Проханов тогда еще услышал русскую речь, увидел лица деревенских вдов и понял русский характер во всей его достоевской неоднозначности. В том стародавнем споре, когда Шукшин обвинял Проханова в неоправданной и упрямой жестокости героев одного его раннего рассказа, я, безусловно, на стороне Проханова.
Проханов умеет описывать не только свое альтер-эго, но и замечательно создает целые галереи самых разнообразных характеров: как легко различимы десятки лиц в романе «Шестьсот лет после битвы», как хороши нарисованные с чеховской четкостью портреты офицеров во «Дворце».
С «Дворцом» Проханов на всех основаниях попадает и в антологию русской военной прозы, где палит тушинская батарея Толстого, где переживают приступы ужаса герои Гаршина, где воюют свою страшную войну солдаты и офицеры Виктора Астафьева, Юрия Бондарева, Евгения Носова.
Проханов как никто умеет описывать движение, стремительность жизни и смерти, кровавый хаос, раздрай и раздор – любая его военная вещь тому порукой.
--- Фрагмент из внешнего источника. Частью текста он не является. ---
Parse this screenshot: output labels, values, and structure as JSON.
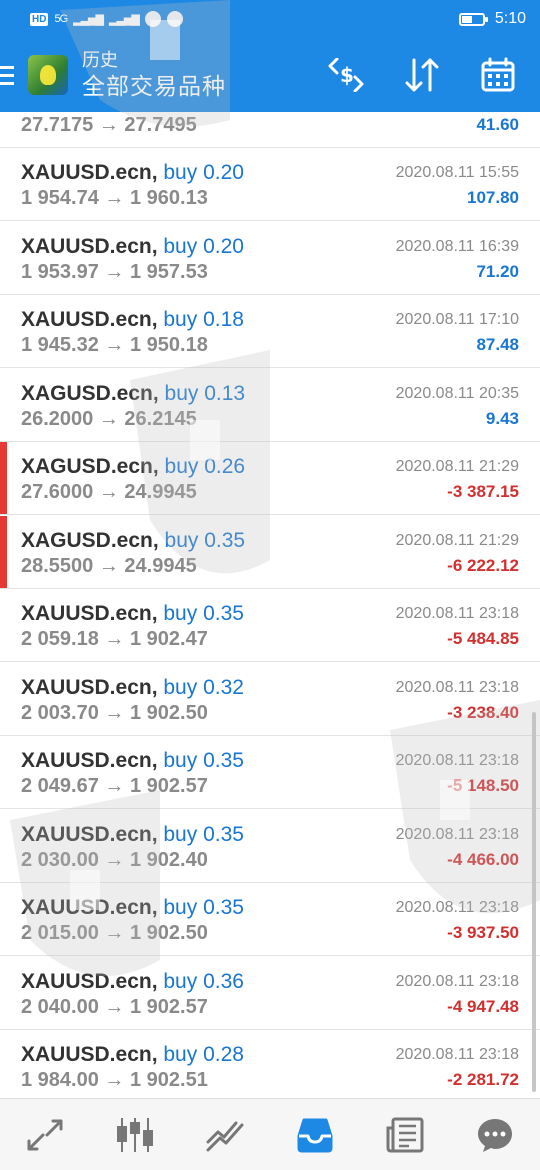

И он же как никто иной работает со статикой – а кто еще, кроме Проханова, сможет увлекательно описывать человеческий мозг на шести страницах?
К тому же Проханов способен научить не только тому, что получается у него как ни у кого другого, – но даже его ошибки и самоповторы пригодятся в любой литературной мастерской; и все они мне дороги, признаюсь.
Я все так же слежу за выходом каждой новой его книжки, все так же, не дожидаясь, пока новый роман доедет до моего города, заказываю, чтоб мне его доставили срочной почтой. И, едва приходит посылка, как тогда, в юности, я рву упаковку, чтоб скорей увидеть, что там за книжка – как выглядит, какие первые слова в романе. И уже предвкушаю, как отправлюсь с новым крепким томиком в свою черноземную, возле чистой реки деревню, и мое счастье читателя и ученика вновь повторится.
По классике
Олег Лекманов, Михаил Свердлов
Есенин
(М. : CORPUS, 2011)
Каждую новую есенинскую биографию читаешь как детектив: до самого конца не знаешь, убьют главного героя или нет. И если убьют – то кто?
Интрига.
Национальный поэт России, книг о нем написаны сотни, а вот, поди ж ты, ясности для многих так и нет никакой.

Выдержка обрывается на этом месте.